1. Travel – Our culture loves to talk about travel! We are obsessed with desiring “personally enriching experiences”. The common belief is that you have to get all your traveling out, before you have children. You never hear people saying things like “I’m not going to get a job, because then I might not be able to travel as much.” Kids or no kids you have to work hard and plan well, if traveling is to be a reality. We also know that “enriching experiences” aren’t worth much, unless you have people to share it with. When I travel, I see lots and lots of kids. Go to any museum, beach, park, historical sight, or tourist attraction. Chances are, you are going to see lots of children! There are usually even discounts for kids! Many children travel. And so can yours.
2. Social life – You will be amazed by how many different people you meet, because of your children. It’s true that the settings may be a soccer field, church nursery, or dance class, but you will have a growing group of friends. Children will help you prioritize your relationships, and find quality lasting friendships, rather than a large Facebook friend list.
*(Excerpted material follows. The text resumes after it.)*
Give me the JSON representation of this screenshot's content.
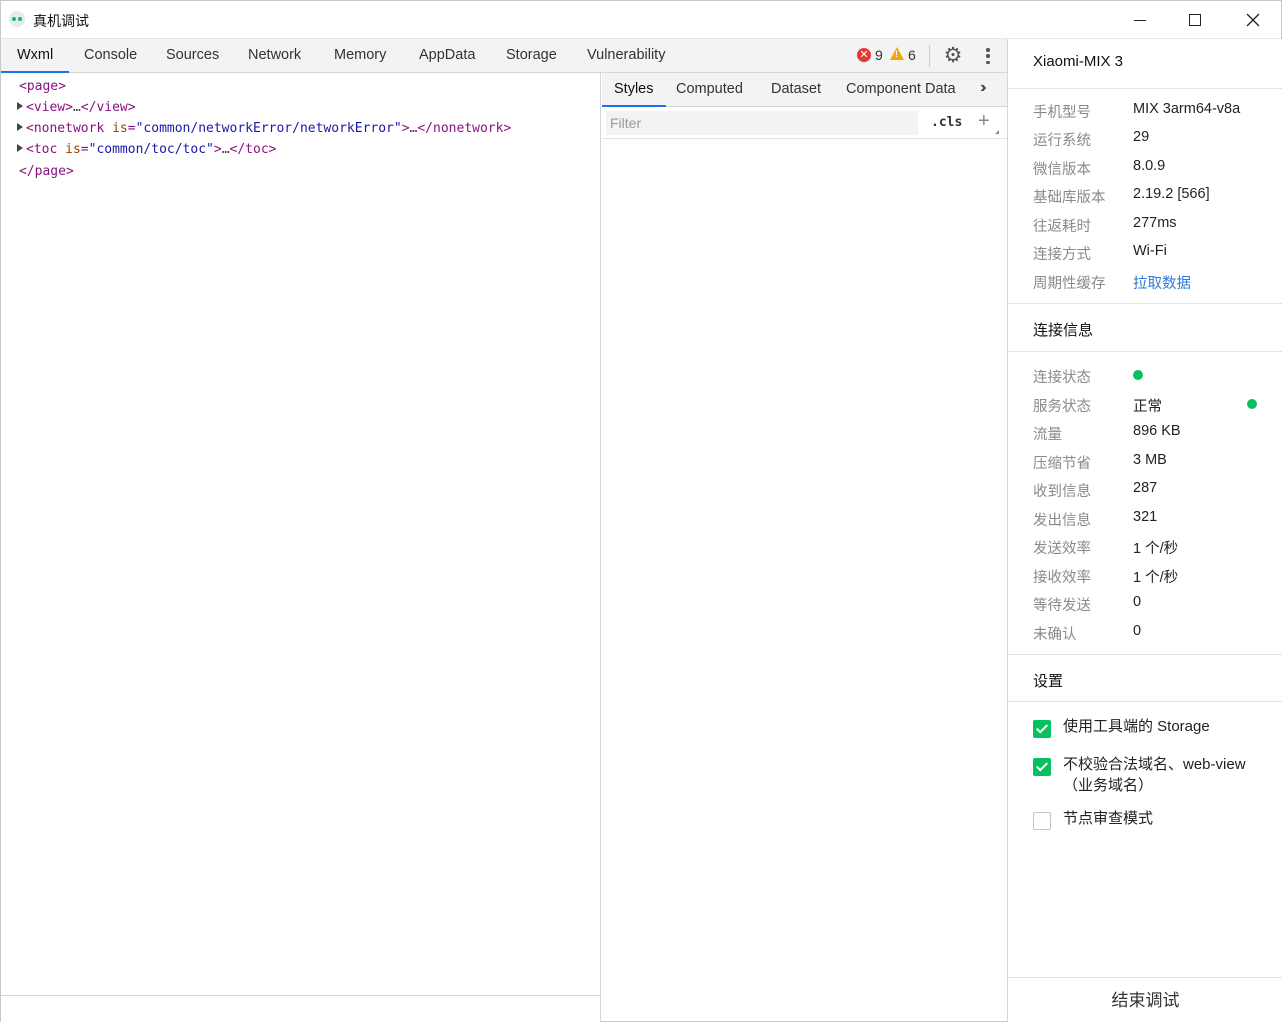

However, you’ll probably have a large Facebook list anyways. (You’ll be stalking all your kid’s potential boyfriends and girlfriends!) Don’t discredit hanging out with your own children. Many people act as though their children do not count as real socialization. We are so worried about our preschoolers getting out with other preschoolers, but are we as concerned about socializing with them ourselves?
3. Romance – They might ruin a moment, but they cannot be blamed for the lack of fire in your relationship. Children are a symbol that things (in the very least) were romantic. They are reminders of your unity and they inspire you to be more creative. They teach you how to be deliberate in your romantic gestures. You’ll have to plan your date ahead of time, think about it all day, talk about it, get excited about it, and be sneaky in the process. It’s not all planning though, because spontaneity is the hallmark of children. You’ll be constantly on the lookout for those secret opportunities…kisses, holding hands..etc. The romance isn’t gone…it’s just different. What is more romantic than seeing your spouse hold your baby for the first time? What is more love-inspiring then seeing your spouse care for your child? What’s more exciting than a secret mid-night romp?
4. Finances – Before I had children I was warned by many people that “children are expensive”. They certainly aren’t free, but they aren’t necessarily budget breakers. They are excellent accountability for keeping a budget, organizing priorities, and inspiring hard work. They keep us responsible – but they also help us to enjoy what resources we have. Most parents agree that watching children excitedly consume ice cream on a special occasion, is much more gratifying that getting to eat it yourself, every day.
5. Happiness – You may hear people talking about the drudgery of parenting, but that is only one side of the story. Raising children does require more energy, more sacrifice, more cleaning, more cooking, more teaching, and more embarrassing moments. However, it also brings purpose, hope, and perspective. We know that those things are more satisfying than momentary and monetary bliss. A lot of things in life are exhausting, difficult, expensive, and time-consuming, but we do them gladly, because we value them. You could be a surfer, professional dancer, executive, author, or parent. All of these require great sacrifice, but they don’t ruin happiness. If your heart and your values are invested in your children, then they will add to your happiness, instead of take away from it.